Liputan6.com, Jakarta Ekonom, sekaligus Direktur eksekutif Institute for Development of Economics and Finance (INDEF) Tauhid Ahmad mengungkapkan bahwa pelemahan Rupiah masih akan membayangi masyarakat di musim libur Natal dan Tahun Baru 2025 (Nataru).

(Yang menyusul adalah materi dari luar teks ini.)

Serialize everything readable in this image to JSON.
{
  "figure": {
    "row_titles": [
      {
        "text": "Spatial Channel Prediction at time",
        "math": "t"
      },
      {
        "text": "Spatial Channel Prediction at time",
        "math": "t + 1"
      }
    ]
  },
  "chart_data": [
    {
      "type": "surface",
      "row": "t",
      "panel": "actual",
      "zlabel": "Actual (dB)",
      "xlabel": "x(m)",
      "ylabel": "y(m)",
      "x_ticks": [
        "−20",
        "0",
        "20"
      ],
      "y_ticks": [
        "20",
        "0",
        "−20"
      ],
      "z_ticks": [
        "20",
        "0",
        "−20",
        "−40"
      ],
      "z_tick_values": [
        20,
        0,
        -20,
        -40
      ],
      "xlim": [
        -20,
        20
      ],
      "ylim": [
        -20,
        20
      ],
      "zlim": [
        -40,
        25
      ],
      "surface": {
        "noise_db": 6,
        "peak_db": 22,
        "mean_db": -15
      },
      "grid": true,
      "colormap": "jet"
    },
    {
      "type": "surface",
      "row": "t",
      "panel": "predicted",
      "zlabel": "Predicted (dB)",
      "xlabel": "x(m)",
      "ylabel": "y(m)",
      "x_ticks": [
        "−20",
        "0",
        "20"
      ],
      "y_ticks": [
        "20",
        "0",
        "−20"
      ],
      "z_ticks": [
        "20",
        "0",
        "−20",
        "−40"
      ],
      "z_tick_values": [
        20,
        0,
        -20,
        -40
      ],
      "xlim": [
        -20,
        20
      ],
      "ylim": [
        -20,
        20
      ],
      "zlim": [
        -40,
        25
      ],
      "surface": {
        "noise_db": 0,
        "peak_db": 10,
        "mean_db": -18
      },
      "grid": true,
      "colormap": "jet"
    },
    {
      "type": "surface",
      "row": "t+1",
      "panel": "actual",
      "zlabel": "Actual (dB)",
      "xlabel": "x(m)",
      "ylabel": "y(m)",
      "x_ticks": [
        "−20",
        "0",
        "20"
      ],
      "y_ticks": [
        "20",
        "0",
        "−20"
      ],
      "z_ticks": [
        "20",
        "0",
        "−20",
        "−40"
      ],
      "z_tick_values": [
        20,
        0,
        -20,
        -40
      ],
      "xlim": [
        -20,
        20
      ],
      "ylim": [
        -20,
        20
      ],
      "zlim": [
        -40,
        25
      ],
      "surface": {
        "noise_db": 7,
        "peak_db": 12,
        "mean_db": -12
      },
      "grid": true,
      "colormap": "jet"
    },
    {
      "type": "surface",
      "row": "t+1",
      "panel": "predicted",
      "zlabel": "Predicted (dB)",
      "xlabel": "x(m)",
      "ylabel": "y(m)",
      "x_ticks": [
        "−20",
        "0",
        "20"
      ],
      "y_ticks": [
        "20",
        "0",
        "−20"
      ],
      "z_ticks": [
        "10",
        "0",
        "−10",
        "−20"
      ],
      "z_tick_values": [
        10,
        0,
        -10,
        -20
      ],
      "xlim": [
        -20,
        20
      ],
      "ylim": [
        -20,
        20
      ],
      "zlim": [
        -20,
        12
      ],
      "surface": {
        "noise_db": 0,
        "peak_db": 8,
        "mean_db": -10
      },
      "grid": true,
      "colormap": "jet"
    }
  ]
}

Seperti diketahui, Rupiah terus melemah dan mendekati level Rp.16.000 pekan ini. Pelemahan Rupiah terjadi bersamaan dengan penurunan Indeks Keyakinan Konsumen (IKK) yang tercatat sebesar 121,1 di bulan Oktober dari 123,5 di bulan September 2024, menurut data dari Bank Indonesia (BI).
Baca Juga
"Saya kira pelemahan ini akan berlangsung sampai akhir tahun. Sehingga apa yang terjadi? Dolar AS masih menguat, bahkan sampai akhir tahun posisi Rupiah masih mungkin mencapai Rp.16.000 terhadap USD," kata Tauhid Ahmad kepada Liputan6.com di Jakarta, dikutip Kamis (28/11/2024).
Advertisement
Karena kondisi itu, Tauhid memprediksi, jumlah wisatawan dalam negeri dan mancanegara belum memungkinkan untuk mencapai level sebelum pandemi.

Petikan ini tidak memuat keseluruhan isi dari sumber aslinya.